Ranting on the RPI

College basketball starts this week! It seems like it’s been a longer offseason than normal to me. I thought it would never get here…

I guess that’s just how it works when your team finishes (tied for) last in conference one year, but you expect big things from the upcoming season. MU has a top 10 ranked recruiting class, including the phenom Henry Ellenson, who many think will be a top 10 pick in this year’s NBA draft. So I’m super excited, but…

I’m a little concerned that we may have screwed ourselves when it comes to selection/seeding for the NCAA tournament. Our non-conference schedule is set up in such a way that we play a handful of games against quality opponents (Belmont, Iowa, LSU, NC State/ASU, Wisconsin), but then face a slew of total crap. I mean the real bottom feeders in division I. In December/January, we play 7 games against teams not expected to finish within the top 300. Barring some type of unpredictable catastrophe, we will win all those games. Easily.

But here’s the problem. The NCAA selection committee uses the RPI as a ranking tool to guide them when selecting/seeding the tourney. It’s a simple (really, simplistic) formula for rating teams, based on win percentage (25%), opponent’s win percentage (50%), and opponent’s-opponent’s win percentage (25%). And this rating system is flawed. The MU non-conference SOS (strength of schedule) will look terrible, and if you only look at the rating itself, it will look like MU didn’t play a single decent team.

I’m far from the first person to complain about the RPI and using it for selection/seeding. But I think it’s likely to anger me even more than usual this year due to my team’s schedule. And I want to add my own view, which I think differs somewhat from the most common sentiments.

The biggest criticism I’ve heard about the RPI is that it rewards achievement rather than performance – meaning a win is a win no matter how the 2 teams performed during the game. And it turns out that performance is a much better predictor than end result. The KenPom ratings are probably the most well-known system that rates teams based on performance. Another common criticism is that it weights SOS (75%) too much in the formula.

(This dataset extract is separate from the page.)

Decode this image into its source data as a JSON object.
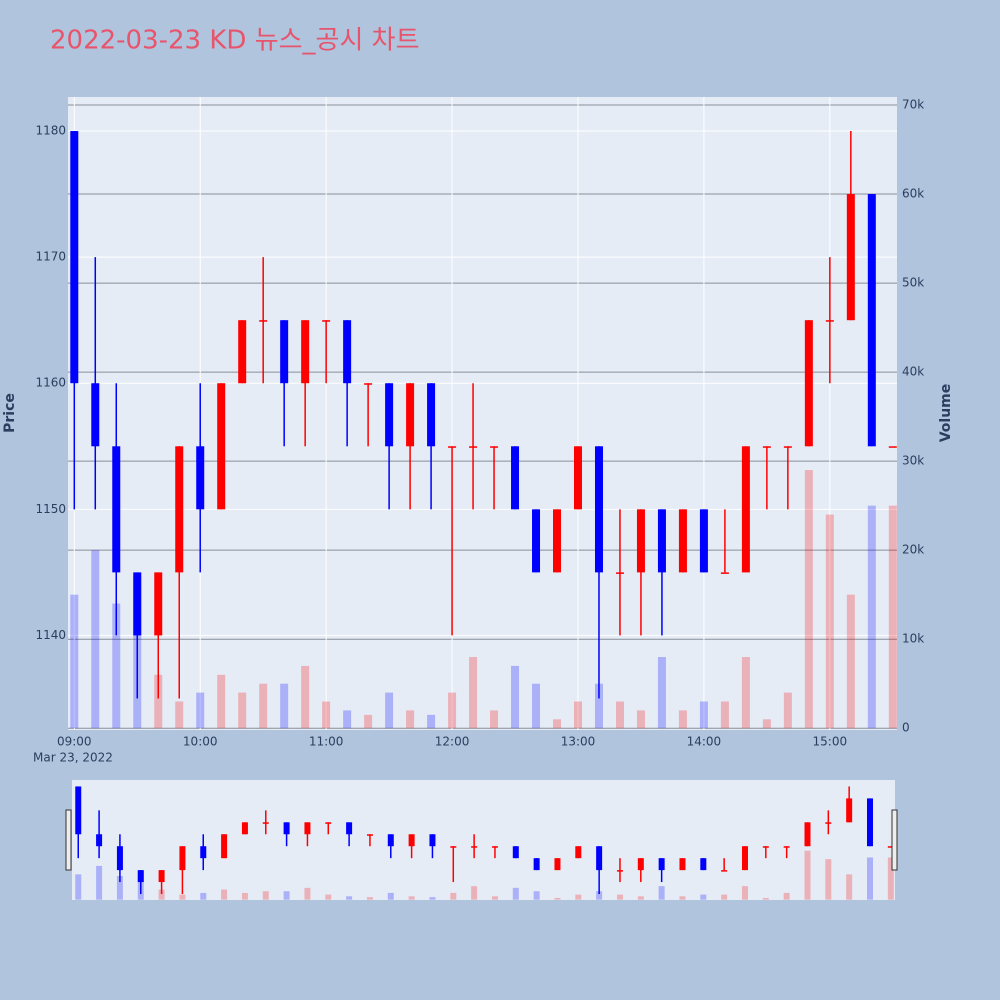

But there’s another flaw with the RPI that I believe is even worse. Because the rating for a team is an aggregation of win/loss percentage over all games, the actual results of individual games don’t even matter. And every single game is given equal weight, no matter how uninteresting the result. So, imagine a scenario where a bubble team, with a current RPI of 50, plays a bottomfeeder, with an RPI of 325. Let’s say the bubble team wins by 35 points. Expected result, right? This result wouldn’t change any sane person’s opinion of the bubble team. But what happens? The bubble team’s RPI is almost guaranteed to drop by a significant amount. That makes no logical sense. I refuse to believe in the validity of a system that punishes teams for winning games they are expected to win.

Another consequence of this is that tournament teams are rewarded for scheduling a slew of mediocre competition, while punished for playing some really good teams and a few really bad teams. The really bad opponents will kill your SOS, enough that playing those really good teams won’t be enough to balance it out. And if you schedule a bunch of games against good teams, you’ll probably lose some. Much safer, much better, to avoid playing teams that might beat you, as long as you also avoid the really terrible teams with atrocious records. No one can tell me this system is good for the game.

So what could we do to fix this problem? KenPom (and others) use performance, which includes margin of victory. But another way to deal with this issue, even without using scoring margins, is to weight games based on information.

When you weight games based on information, you’ll ignore results that tell you nothing you didn’t already know. Example: if UNC is currently ranked 5th, and they beat the 250th team, that result tells you nothing. So it should have no impact on the ratings. If, however, UNC loses to the 250th team, that tells you a lot, since it’s a big surprise, and should have a major impact. If UNC beats the 25th best team, that does tell you something, as #25 will sometimes beat #5, so that game should be given a moderate weight. But #25 beating #5 would be given an even higher weight, since it’s a more surprising result.